Baker University president finalist touts small-town roots, fundraising priorities

? Lynne Murray, the first of three finalists for Baker University president to visit the campus, told a gathering Monday that she is a “small-town girl” who earned her undergraduate degree from her hometown university.

Murray, the vice president of development and alumni and international relations at Gallaudet University in Washington, D.C., made the remarks to students, faculty and staff at a gathering on the Baldwin City campus.

Lynne Murray

Hoot Gibson, chairman of the presidential search committee, said the two other finalists in contention to succeed Pat Long as Baker president would be announced before they visited campus in coming days. Long announced last year that she would resign June 30, 2014, from the position she has held since 2006.

Murray said she grew up in St. Mary’s City, Md., about a block from St. Mary’s College of Maryland. She went on to earn a master’s degree in marketing from Johns Hopkins University and a doctorate in special education administration from Gallaudet University in Washington, D.C.

Her childhood and undergraduate experience taught her the importance of healthy partnerships between small universities and their communities, Murray said.

“I would really like to get to know the community, and I would open the home much like Dr. Long has done,” she said. “I think there is an integral partnership between the university and the community and this president has a piece in leading and framing that relationship.”

It was Baker’s quality that prompted her to apply for the position, Murray said.

“From an outsider looking in, it’s the excellence you bring,” she said. “You’re No. 1 in almost everything — in academics, sports and in faculty. That’s what attracted me.
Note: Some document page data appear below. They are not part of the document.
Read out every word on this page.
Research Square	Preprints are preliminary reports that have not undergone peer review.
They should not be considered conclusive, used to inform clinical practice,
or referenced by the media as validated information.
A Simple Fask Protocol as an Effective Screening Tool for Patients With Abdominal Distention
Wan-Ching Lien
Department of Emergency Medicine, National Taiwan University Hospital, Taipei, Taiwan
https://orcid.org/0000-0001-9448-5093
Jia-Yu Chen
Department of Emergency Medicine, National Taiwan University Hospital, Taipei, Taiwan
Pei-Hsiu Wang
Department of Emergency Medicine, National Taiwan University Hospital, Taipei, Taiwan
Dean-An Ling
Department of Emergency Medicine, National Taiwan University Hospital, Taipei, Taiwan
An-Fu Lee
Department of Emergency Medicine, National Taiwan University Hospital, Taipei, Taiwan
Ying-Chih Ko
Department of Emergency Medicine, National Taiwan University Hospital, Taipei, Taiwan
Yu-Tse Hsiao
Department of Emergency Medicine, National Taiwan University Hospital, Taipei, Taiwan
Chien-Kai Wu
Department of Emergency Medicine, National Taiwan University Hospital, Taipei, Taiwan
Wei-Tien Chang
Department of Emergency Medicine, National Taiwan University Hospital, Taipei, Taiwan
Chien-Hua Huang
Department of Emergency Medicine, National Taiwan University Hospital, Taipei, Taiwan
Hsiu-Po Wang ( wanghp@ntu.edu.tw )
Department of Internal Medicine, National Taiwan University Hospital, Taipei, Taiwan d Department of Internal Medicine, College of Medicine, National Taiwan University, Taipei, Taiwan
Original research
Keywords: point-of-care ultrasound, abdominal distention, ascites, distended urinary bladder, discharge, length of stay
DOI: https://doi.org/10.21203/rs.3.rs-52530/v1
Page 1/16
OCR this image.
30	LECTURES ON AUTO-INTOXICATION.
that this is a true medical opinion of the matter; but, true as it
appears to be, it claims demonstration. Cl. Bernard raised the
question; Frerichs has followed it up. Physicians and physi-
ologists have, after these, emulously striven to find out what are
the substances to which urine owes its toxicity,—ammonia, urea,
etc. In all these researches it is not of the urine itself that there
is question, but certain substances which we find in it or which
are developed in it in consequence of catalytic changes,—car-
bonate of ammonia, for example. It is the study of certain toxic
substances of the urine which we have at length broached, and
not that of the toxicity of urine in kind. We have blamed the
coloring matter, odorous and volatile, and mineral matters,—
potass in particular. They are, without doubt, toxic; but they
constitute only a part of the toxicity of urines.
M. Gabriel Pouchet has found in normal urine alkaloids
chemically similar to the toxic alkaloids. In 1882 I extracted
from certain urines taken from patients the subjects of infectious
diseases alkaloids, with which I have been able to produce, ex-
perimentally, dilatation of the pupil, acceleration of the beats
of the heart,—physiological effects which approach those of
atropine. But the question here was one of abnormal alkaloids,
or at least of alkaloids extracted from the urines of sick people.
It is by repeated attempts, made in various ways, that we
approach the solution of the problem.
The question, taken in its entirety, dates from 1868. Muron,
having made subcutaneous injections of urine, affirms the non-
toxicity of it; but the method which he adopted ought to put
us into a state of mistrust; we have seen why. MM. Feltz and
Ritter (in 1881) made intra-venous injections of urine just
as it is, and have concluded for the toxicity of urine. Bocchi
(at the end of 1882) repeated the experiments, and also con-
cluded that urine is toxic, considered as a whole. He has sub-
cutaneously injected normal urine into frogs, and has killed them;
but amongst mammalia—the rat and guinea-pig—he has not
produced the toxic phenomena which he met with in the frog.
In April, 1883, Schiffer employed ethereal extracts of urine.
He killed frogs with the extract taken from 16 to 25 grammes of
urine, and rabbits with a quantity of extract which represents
You are in a very special place right now.”

Gibson said Murray’s success in fundraising and university advancement in positions at Gallaudet and Georgetown University of Washington, D.C., made her stand out to the search committee.

“She’s had a tremendous record in higher education fundraising,” he said. “We had the opportunity to interview her references, and they validated that experience.”

In response to a question from the audience, Murray said her fundraising priorities at Baker would be to help boost student enrollment, creation of a faculty excellence fund to attract and keep quality faculty and finding corporate sponsors for athletic scholarships and programs, which is important at a school at which more than 50 percent of the student body participate in sports.

According to her profile on the Gallaudet University website, Murray worked in the school’s office of development from 1997 to 2007 and was its director for five of those years. During that time, she led two successful capital campaigns and was credited with raising the university’s profile through strategic partnerships.

Before returning to her present position at Gallaudet in 2010, Murray worked as senior director of advancement at Georgetown.

Gibson said the second finalist would be announced after Murray’s departure and would be on campus Thursday and Friday. The final candidate will be on campus Nov. 11-12.

“All three candidates have experience growing up or are currently living in small-town environments,” Gibson said. “They are all aware of the environment here and very excited about it.”